As many as one in ten people across the world have a food allergy of some kind, and life doesn’t get any easier once you develop one. You check the menu twice, you quiz the waiters, you scan the small print in the supermarket, and you look suspiciously at anyone offering you a biscuit. Every meal becomes a risk management assessment, with all the stress that comes with it. It’s not an ideal lifestyle, to say the least, which is why scientists are constantly trying to figure out new ways to tackle allergies and maybe even cure them.
In a new study, researchers describe a more palatable delivery method for "polymeric micelles", which contain metabolites produced by beneficial gut bacteria. These compounds foster a healthy microbiome and repair the lining of the gut, proving effective at treating peanut allergies in mice.
A stinky cure
An allergy is an exaggerated response of the body’s immune system to normally harmless substances, such as pollen, foods, or house dust mite. This hypersensitivity causes the body to overreact by producing a disproportionate immune response when contacting an allergen.

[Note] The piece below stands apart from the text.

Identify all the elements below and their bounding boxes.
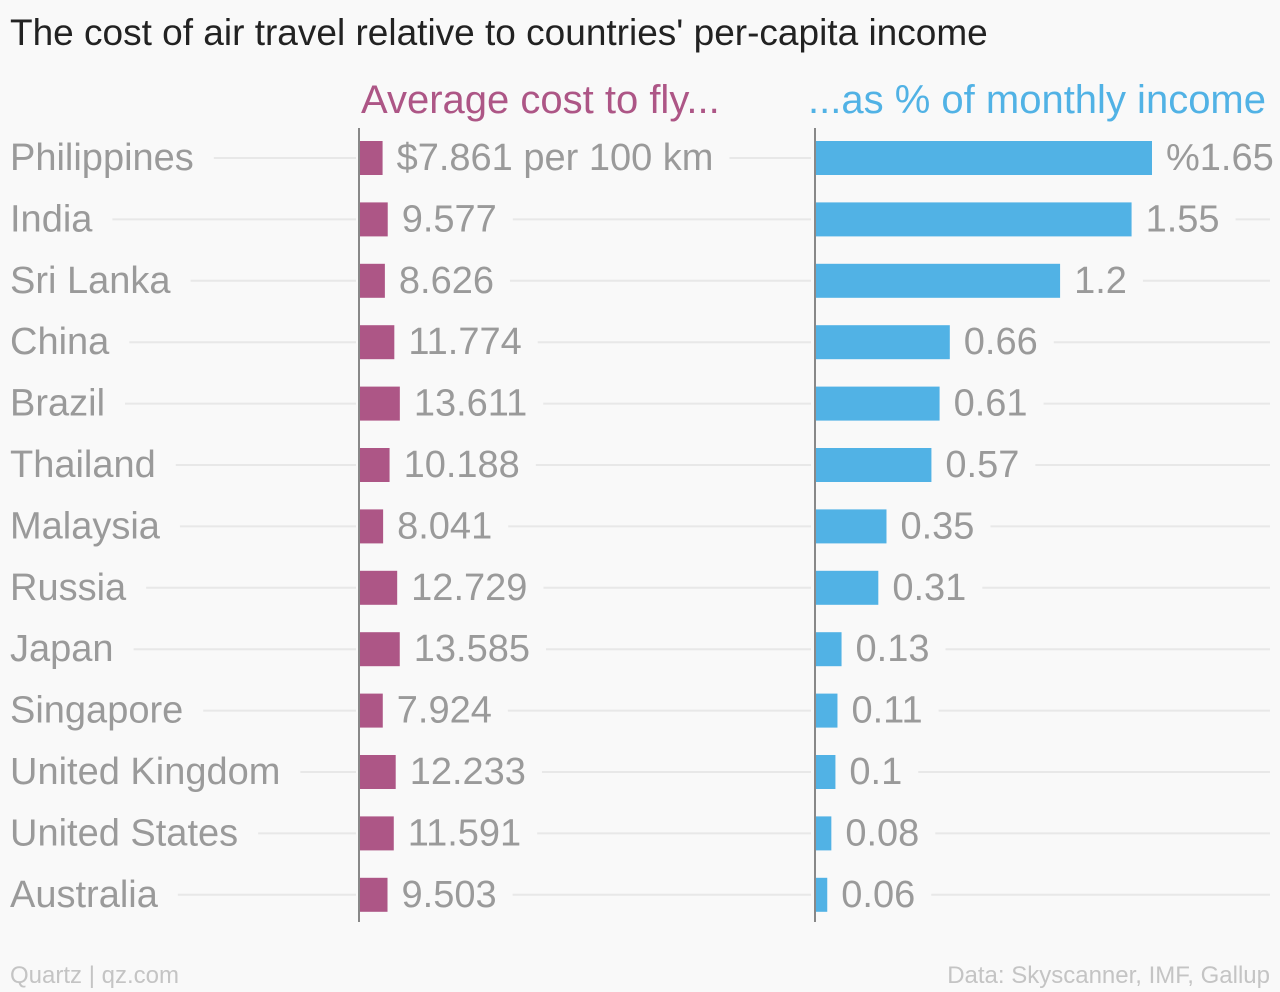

When the body has an allergic reaction to certain foodstuff, the immune system produces immunoglobulin E (IgE) antibodies, which are what cause allergic symptoms, including shortness of breath and wheezing, as well as potentially fatal anaphylaxis.
It’s not clear what causes allergies or why some people are more predisposed than others. Studies so far have linked both genetic and environmental factors to allergies, and as many as 45 percent of adults develop an intolerance to a foodstuff during their lifetimes. Allergies are, in fact, on the rise regardless of gender or ethnic background. According to the findings of a 2017 study, the incidence of shellfish allergies in the U.S. has increased by 7 percent, tree nuts by 18 percent, and peanuts by 21 percent. Shellfish and peanuts are also among the most common food allergies overall.
One of the ways people can get allergies is because of a poor gut microbiome -- a bustling community of trillions of bacteria, archaea, fungi, and viruses, containing at least 150 times more genes than the human genome.
“Lots of things that people don’t think about, like depression or anxiety, are very clearly modified by your gut microbes. Appetite and the ability to digest food are modified by gut microbes. The key finding recently is the link with the immune system. Basically, the gut microbiome is controlling it, sending signals, because most of your immune system is in your gut, helping you fight infections, such as Covid and early cancers, that the immune system is picking off,” Professor Tim Spector, an epidemiologist at King’s College London and author of two books on dietary and gut health, told The Guardian in an interview.
When the microbiome is unhealthy, previous research has shown that it often lacks butyrate, a common metabolite produced by gut bacteria. In people whose guts lack this compound, there's a significant risk that fragments of partially digested food can leak out of the gut and produce an immune reaction, thereby triggering an allergy.
In such situations, the treatment is to provide the missing bacteria that produce butyrate, most commonly orally. There's just one problem with this idea: people just can't stand butyrate.
"Butyrate has a very bad smell, like dog poop and rancid butter, and it also tastes bad, so people wouldn’t want to swallow it,” says Shijie Cao from the University of Surrey in the UK. "And even if people could choke it down, butyrate would be digested before reaching its destination in the lower gut."
Given butyrate's foul reputation, Cao and colleagues sought to make the compound more tolerable. They mixed butyrate-containing polymers together, which self-assembled into aggregates known as polymeric micelles. These aggregates have tucked-in butyrate chains in their core, cloaking the repugnant smell and taste.
During an experiment with mice lacking either healthy gut bacteria or a properly functioning gut lining, the polymeric micelle treatment was found to have restored the gut’s protective barrier and microbiome. Scientists think this is due to the increased production of peptides that neutralize harmful bacteria, thus making more room for butyrate-producing bacteria.
Most importantly, the butyrate-based treatment prevented anaphylactic response in allergic mice exposed to peanuts. But the procedure can likely work for any kind of allergy because the therapy is not antigen-specific.
Next, the researchers hope to conduct clinical trials if the U.S. Food and Drug Administration gives the green light to go ahead with an oral treatment. The plan is to pack the micelles in powder form inside a container. Consumers would simply tear open a package and stir the contents inside a glass of water or juice. They are also working on an injectable version that could suppress immune activation locally, which could prove useful for patients undergoing an organ transplant.
The findings were presented at the fall meeting of the American Chemical Society (ACS) held this week at the University of Chicago.